Ce qui est important c’est qu’en cas de succès non seulement les Américains retrouveront leur autonomie pour les vols habités mais aussi et je dirais, surtout, qu’Elon Musk aura franchi une nouvelle étape vers la réalisation de son projet martien.
Ce n’est pas que l’on envisage d’aller dans l’environnement martien (sans imaginer « descendre sur la planète ») avec le Crew Dragon. Même s’il est plus spacieux que les capsules antérieures, il reste une capsule de 4 mètres de diamètre et il est beaucoup trop petit pour accueillir un minimum d’astronautes (au moins deux !) avec leur équipement de support vie pour un très long voyage. Mais, avec ce vol, Elon Musk aura fait une nouvelle démonstration spectaculaire de ses capacités ingénieuriales pour des conditions de prix imbattables et il ouvrira les vannes d’une nouvelle source de revenus pour son entreprise.
Avec un prix de 55 millions de dollars, on descend d’un cran le coût des lancements, précédemment d’environ 90 millions de dollars (par exemple 424 millions de dollars payés par les Américains à la Russie pour transporter 6 astronautes en 2016/17).
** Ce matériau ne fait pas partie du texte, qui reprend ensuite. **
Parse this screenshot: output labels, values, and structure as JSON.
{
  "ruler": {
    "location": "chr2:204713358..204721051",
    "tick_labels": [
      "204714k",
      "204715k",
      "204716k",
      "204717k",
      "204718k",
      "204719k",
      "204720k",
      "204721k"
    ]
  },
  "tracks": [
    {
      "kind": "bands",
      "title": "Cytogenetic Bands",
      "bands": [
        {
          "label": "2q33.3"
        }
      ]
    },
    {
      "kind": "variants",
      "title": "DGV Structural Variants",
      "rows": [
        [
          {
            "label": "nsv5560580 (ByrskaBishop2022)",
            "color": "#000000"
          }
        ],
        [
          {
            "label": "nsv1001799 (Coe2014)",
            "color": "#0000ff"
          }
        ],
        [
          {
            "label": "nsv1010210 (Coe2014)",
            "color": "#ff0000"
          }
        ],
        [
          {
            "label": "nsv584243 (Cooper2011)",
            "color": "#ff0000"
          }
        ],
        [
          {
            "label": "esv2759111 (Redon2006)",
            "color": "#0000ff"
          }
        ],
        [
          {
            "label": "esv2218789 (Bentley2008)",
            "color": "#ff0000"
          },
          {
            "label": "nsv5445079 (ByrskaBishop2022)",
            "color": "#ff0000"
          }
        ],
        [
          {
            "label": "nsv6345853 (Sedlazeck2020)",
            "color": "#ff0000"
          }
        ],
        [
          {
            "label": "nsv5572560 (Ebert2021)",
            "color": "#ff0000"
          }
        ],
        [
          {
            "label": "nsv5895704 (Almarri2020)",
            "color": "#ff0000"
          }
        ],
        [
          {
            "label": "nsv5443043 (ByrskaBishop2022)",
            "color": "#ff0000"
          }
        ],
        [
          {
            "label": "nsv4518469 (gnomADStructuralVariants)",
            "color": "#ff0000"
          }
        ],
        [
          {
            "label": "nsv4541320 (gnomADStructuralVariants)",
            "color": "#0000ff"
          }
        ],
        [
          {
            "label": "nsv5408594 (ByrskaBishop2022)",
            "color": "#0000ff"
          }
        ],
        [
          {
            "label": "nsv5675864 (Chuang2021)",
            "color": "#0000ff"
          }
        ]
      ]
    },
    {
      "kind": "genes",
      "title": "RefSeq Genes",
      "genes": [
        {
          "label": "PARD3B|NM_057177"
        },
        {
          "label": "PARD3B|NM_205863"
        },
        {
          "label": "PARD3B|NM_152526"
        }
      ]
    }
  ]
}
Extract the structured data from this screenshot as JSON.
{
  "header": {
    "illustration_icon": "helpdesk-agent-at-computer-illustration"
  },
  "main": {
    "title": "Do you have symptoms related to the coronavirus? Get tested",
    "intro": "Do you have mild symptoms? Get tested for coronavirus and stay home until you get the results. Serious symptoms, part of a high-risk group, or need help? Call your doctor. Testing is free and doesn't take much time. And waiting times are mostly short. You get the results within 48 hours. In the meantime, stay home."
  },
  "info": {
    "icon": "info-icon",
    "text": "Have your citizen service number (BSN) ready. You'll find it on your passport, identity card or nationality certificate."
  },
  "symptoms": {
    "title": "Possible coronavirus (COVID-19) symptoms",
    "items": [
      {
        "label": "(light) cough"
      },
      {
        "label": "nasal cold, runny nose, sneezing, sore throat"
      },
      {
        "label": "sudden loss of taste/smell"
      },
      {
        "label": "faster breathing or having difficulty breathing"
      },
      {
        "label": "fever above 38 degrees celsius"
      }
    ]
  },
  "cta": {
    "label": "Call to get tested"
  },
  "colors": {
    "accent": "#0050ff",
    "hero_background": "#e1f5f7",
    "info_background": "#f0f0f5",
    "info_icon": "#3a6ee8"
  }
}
La NASA y trouvera son compte et on peut le supposer, aussi Elon Musk. On n’a pas la décomposition de son coût mais on peut espérer qu’il sera compatible sur le long terme (c’est-à-dire le nombre de lancements contractés avec la NASA) avec une rentabilité pour lui. Le mérite de l’entreprise privée est d’être contrainte à la rentabilité. Pour réussir il faut remettre au client un produit au moins aussi bon et fiable que celui de ses concurrents, et moins cher. Pour le moment c’est ce qui est sur le papier et la démonstration est sur le point de se faire.
Une fois le lancement effectué et la filière Crew Dragon « en route », Elon Musk, moralement conforté par son succès, pourra se consacrer avec encore plus d’énergie à son lanceur Super-Heavy et son vaisseau Starship nécessaires à ses projets interplanétaires. Je lui souhaite là aussi des progrès spectaculaires. Je rappelle que l’objectif était de débarquer un premier équipage humain sur Mars en 2024…ce qui semble aujourd’hui un peu présomptueux. Je parierais pour 2026, ce qui serait déjà très bien !
NB : ce message sera modifié après le lancement de ce soir, en fonction des événements.
PS.1: Décollage parfait, à l’heure prévue. Arrivée à la Station dans 19h00 (16h30) demain Dimanche 31 mai.
PS. 2: “Soft Docking” effectué juste à l’heure (sorry pour l’heure d’été hier!). En attente du hard docking pour que les astronautes puissent passer dans l’ISS.
Illustration de titre: Après que le lanceur ait été détaché du second étage de la fusée avec la capsule Crew Dragon Demo-2, on le voit s’éloigner dans l’espace pour retourner se poser sur Terre où il sera remis en état pour être réutlisé. Crédit NASA (la photo est prise du module de service de la capsule).
Photo ci-dessous: Crew Dragon Demo-2 avec son module de service, dans son hangar d’assemblage Crédit SpaceX.
Approche du Crew Dragon Demo 2 de l’ISS. La photo est prise de l’ISS (crédit NASA).
Un des passagers de l’ISS devant la porte du sas par laquelle les passagers du Crew Dragon Demo-2 entreront dans la Station (crédit NASA).
Le lanceur de la capsule est revenu sur Terre; il s’est posé sur une barge dans l’océan, avec une précision remarquable. Il sera remis en état et relancé. Photo crédit SpaceX.
PS, pour clore l’aventure: retour impeccable de la capsule sur Terre le 2 août!